Electric indie rock band The Backseat Lovers headlined at 9:30 Club Feb. 28 for a crowd brimming with enthusiasm, spilling out the doors and singing along to every lyric.
The young four-member band met while they were still in high school, and it was in their town of Salt Lake City, Utah where some of their early songs first gained popularity. But four years after their high school graduation, they came to D.C. with almost 4.3 million monthly listeners on Spotify and “Kilby Girl,” their TikTok viral song that’s racked up more than 115 million listens alone.
The four members of the funky soft-rock band Over Under opened the show with an hourlong performance showcasing their three released singles, “Yellow Roses,” “Backwards Forwards” and “Time to Waste.” The lead singer Taylor Gywnn brought an eccentric energy to the stage with mannerisms of Freddy Mercury and a hypnotizing delivery of the lyrics.
The Backseat Lovers came on close to 9:30 p.m. and kicked off their set with a three-and-a-half minute lyric-less jam session showcasing the clean and powerful electric guitar that defines that band’s sound. The crowd started to head bang and dance almost immediately and screamed with excitement when this wordless jam led effortlessly into their first song “Pool House.”
The massive crowd started singing along with the first verse, a feeling the band is probably getting used to after a sold out 2021 tour and gigs at big music festivals like Lollapalooza, Shaky Knees, Ohana Festival, Life is Beautiful and Austin City Limits Music Festival.
But lead singer and guitarist Joshua Harmon said it was at a 2019 gig in Vancouver, Canada where he realized the band had fans outside of Utah.
“People had flown from other places in the country to come see us, and I just remember the feeling in that tiny, cramped space, and everyone was actually singing back to us,” he said on the band’s biography page. “It was just a really humbling feeling to know that people actually cared about [our music] outside of our circle of community and friends.”
Harmon and lead guitarist Jonas Swanson cited a wide range of musicians that influence The Backseat Lovers’ robust and edgy indie sound ranging from folk and country stars like Willie Nelson, Johnny Cash and Tom Russell to rock giants like Weezer, Radiohead and Cage the Elephant.
Following “Pool House,” The Backseat Lovers played a 13-song set that left the audience reeling for more. The setlist included two unreleased songs, “Growing, Dying” and “Know Your Name.” And the band only departed from their setlist once to play an audience-requested song, “Davey Crochet,” from their 2019 album “When We Were Friends.”
After a brief huddle amid a “Davey Crochet” chant by the crowd, Harmon admitted they hadn’t played this song in a while and might “mess up.”
The fast-paced tempo and sublimely layered rhythm of the guitar, bass and drums disguised any hiccups they may have had and made this my favorite song of the night. The audience was head banging and blissfully chanting along to Harmon’s full-bodied performance of the angsty yet lightheartedly romantic lyrics:
“I guess there’s some things that you shouldn’t know, but I’ll tell you anyway,” the lyrics say. “And you can tell me ’bout it if you’ve had a bad day. I’ll teach you how to laugh if you can teach me crochet.”

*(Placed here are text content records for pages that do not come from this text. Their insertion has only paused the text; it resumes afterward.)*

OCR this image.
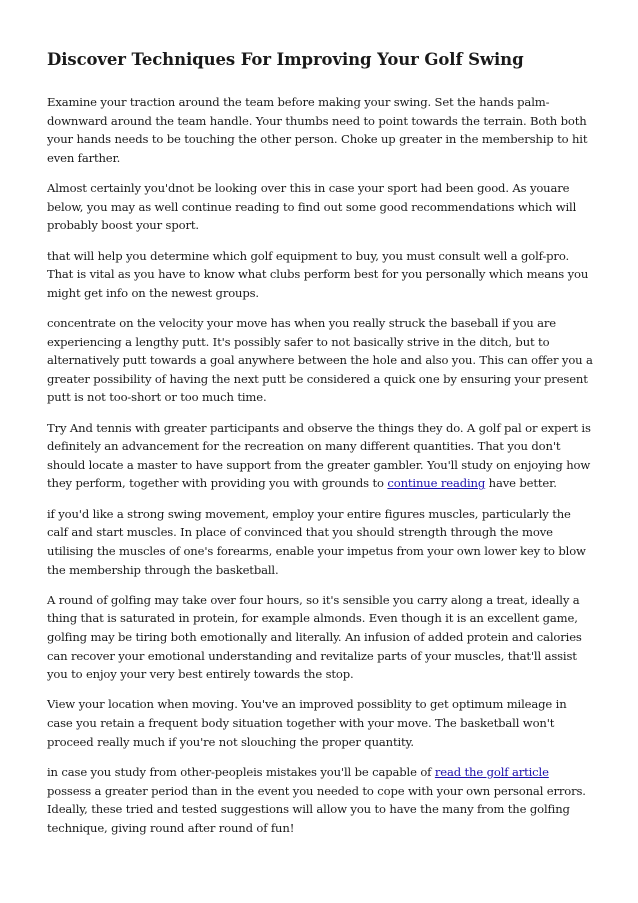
Discover Techniques For Improving Your Golf Swing

Examine your traction around the team before making your swing. Set the hands palm-downward around the team handle. Your thumbs need to point towards the terrain. Both both your hands needs to be touching the other person. Choke up greater in the membership to hit even farther.

Almost certainly you'dnot be looking over this in case your sport had been good. As youare below, you may as well continue reading to find out some good recommendations which will probably boost your sport.

that will help you determine which golf equipment to buy, you must consult well a golf-pro. That is vital as you have to know what clubs perform best for you personally which means you might get info on the newest groups.

concentrate on the velocity your move has when you really struck the baseball if you are experiencing a lengthy putt. It's possibly safer to not basically strive in the ditch, but to alternatively putt towards a goal anywhere between the hole and also you. This can offer you a greater possibility of having the next putt be considered a quick one by ensuring your present putt is not too-short or too much time.

Try And tennis with greater participants and observe the things they do. A golf pal or expert is definitely an advancement for the recreation on many different quantities. That you don't should locate a master to have support from the greater gambler. You'll study on enjoying how they perform, together with providing you with grounds to continue reading have better.

if you'd like a strong swing movement, employ your entire figures muscles, particularly the calf and start muscles. In place of convinced that you should strength through the move utilising the muscles of one's forearms, enable your impetus from your own lower key to blow the membership through the basketball.

A round of golfing may take over four hours, so it's sensible you carry along a treat, ideally a thing that is saturated in protein, for example almonds. Even though it is an excellent game, golfing may be tiring both emotionally and literally. An infusion of added protein and calories can recover your emotional understanding and revitalize parts of your muscles, that'll assist you to enjoy your very best entirely towards the stop.

View your location when moving. You've an improved possiblity to get optimum mileage in case you retain a frequent body situation together with your move. The basketball won't proceed really much if you're not slouching the proper quantity.

in case you study from other-peopleis mistakes you'll be capable of read the golf article possess a greater period than in the event you needed to cope with your own personal errors. Ideally, these tried and tested suggestions will allow you to have the many from the golfing technique, giving round after round of fun!
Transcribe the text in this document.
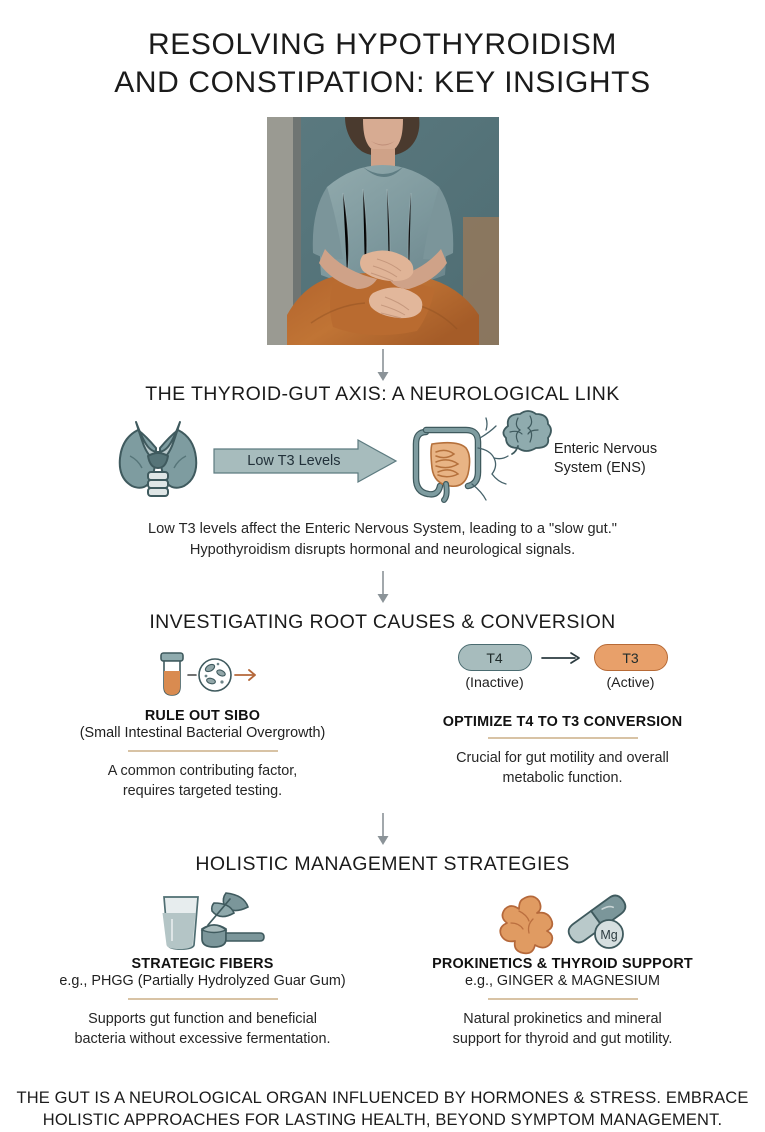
RESOLVING HYPOTHYROIDISM
AND CONSTIPATION: KEY INSIGHTS
THE THYROID-GUT AXIS: A NEUROLOGICAL LINK
Low T3 Levels
Enteric Nervous
System (ENS)
Low T3 levels affect the Enteric Nervous System, leading to a "slow gut."
Hypothyroidism disrupts hormonal and neurological signals.
INVESTIGATING ROOT CAUSES & CONVERSION
RULE OUT SIBO
(Small Intestinal Bacterial Overgrowth)
A common contributing factor,
requires targeted testing.
T4
(Inactive)
T3
(Active)
OPTIMIZE T4 TO T3 CONVERSION
Crucial for gut motility and overall
metabolic function.
HOLISTIC MANAGEMENT STRATEGIES
STRATEGIC FIBERS
e.g., PHGG (Partially Hydrolyzed Guar Gum)
Supports gut function and beneficial
bacteria without excessive fermentation.
Mg
PROKINETICS & THYROID SUPPORT
e.g., GINGER & MAGNESIUM
Natural prokinetics and mineral
support for thyroid and gut motility.
THE GUT IS A NEUROLOGICAL ORGAN INFLUENCED BY HORMONES & STRESS. EMBRACE
HOLISTIC APPROACHES FOR LASTING HEALTH, BEYOND SYMPTOM MANAGEMENT.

Halfway through the set, the band performed their first release “Out of Tune,” a five-minute single with the catchy chorus, “We were just a couple posers with guitars that were always out of tune.”
While Harmon’s raspy and emotionally raw voice remained constant, the electric guitar in this song seemed to hold a lighter background than in their newer songs, with more sporadic yet stylized solos throughout. The song also alludes to the origin story of The Backseat Lovers with a lyric in the third verse:
“Started a band without a drummer or a mic,” the lyrics say. “Got a show within a week that I thought would be the show to change my life.”
Harmon played in multiple bands throughout high school but “nothing stuck,” according to the band’s online biography. But during his senior year, he started writing songs independently and soon, one-by-one tacked on his three bandmates – Swanson, drummer Juice Welch and bass player and background vocalist KJ Ward.
“I had this little collection of songs that I had never tried to put a band arrangement behind,” Harmon said in an interview.
There was a collective gasp from the crowd when the band said they only had two more songs to play – “Maple Syrup” from “When We Were Friends” and “Still a Friend” from their EP “Elevator Days.”
As soon as the band left the stage, the audience started desperately chanting “one more song.”
“Still a Friend,” while equally engaging as the rest of their set, didn’t feel like the right song to end the concert on since it’s one of their lesser known tracks. So I joined the crowd in excitement when the band came out again to play “Sinking Ship” from “When We Were Friends,” as an encore.